Thread: Metric Space Proof TFAE

1. Metric Space Proof TFAE

There is no rush for this. I am reading my analysis book and this is left without a proof... so if anybody wants to offer help, that would be great.

Prop: If A is a subset of a metric space X, then for a point x which is an element of X, TFAE:

(i) x is an accumulation point of A
(ii) For all ε>0, Uε(x)∩A is infinite.
(iii) For all ε>0, (Uε(x)\{x}) ∩A is infinite

2. We define x to be an accumulation point of a set A if every neighbourhood of x contains infinitely many points of A. Let $B_r(x)$ denote the open ball of radius r around x: then a set N is a neighbourhood of x if and only if it contains some open ball of positive radius and in particular of course those open balls themselves are neighbourhoods of x.

So if x is an accumulation point of A then every open ball, being a neighbourhood, contains infinitely many points of A: that is, (i) implies (ii).

An infinite set with one point added or deleted is still infinite, so (ii) is equivalent to (iii).

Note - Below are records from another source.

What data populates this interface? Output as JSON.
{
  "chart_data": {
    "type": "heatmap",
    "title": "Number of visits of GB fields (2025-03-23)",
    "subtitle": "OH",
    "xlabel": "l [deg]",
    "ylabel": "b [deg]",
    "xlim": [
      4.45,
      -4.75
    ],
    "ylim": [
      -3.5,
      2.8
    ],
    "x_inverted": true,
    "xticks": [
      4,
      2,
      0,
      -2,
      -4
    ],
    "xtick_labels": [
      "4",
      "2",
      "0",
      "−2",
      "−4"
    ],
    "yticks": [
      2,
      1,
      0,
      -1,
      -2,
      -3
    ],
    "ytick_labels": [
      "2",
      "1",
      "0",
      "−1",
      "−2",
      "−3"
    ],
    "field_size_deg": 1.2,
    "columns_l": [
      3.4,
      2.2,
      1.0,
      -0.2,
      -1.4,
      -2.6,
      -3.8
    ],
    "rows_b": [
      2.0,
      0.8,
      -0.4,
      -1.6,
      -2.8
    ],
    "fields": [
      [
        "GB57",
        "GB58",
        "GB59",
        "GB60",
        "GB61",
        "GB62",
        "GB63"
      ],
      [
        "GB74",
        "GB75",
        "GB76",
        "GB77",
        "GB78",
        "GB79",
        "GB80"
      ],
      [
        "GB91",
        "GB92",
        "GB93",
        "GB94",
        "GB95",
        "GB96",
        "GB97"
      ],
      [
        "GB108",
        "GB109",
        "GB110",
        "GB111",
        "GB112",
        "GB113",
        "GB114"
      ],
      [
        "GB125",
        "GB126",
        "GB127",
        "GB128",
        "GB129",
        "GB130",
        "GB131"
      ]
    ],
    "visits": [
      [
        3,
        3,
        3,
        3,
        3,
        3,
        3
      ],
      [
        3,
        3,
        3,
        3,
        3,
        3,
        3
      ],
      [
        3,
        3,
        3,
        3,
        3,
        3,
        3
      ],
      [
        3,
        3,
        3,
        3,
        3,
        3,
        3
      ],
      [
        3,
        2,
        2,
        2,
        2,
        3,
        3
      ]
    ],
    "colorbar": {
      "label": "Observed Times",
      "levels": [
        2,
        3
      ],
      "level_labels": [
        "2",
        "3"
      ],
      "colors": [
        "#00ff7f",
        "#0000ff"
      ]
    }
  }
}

Now assume (ii). Suppose if possible that x is not an accumulation point of A, so that there is a neighbourhood N of x which contains only finitely many points of A. Since N is a neighbourhood, there is a positive r such that $N \supseteq B_r(x)$ and so $(A \cap N) \supseteq (A \cap B_r(x))$ and so the latter is finite. This contradicts (ii), and this contradiction shows that (ii) implies (i).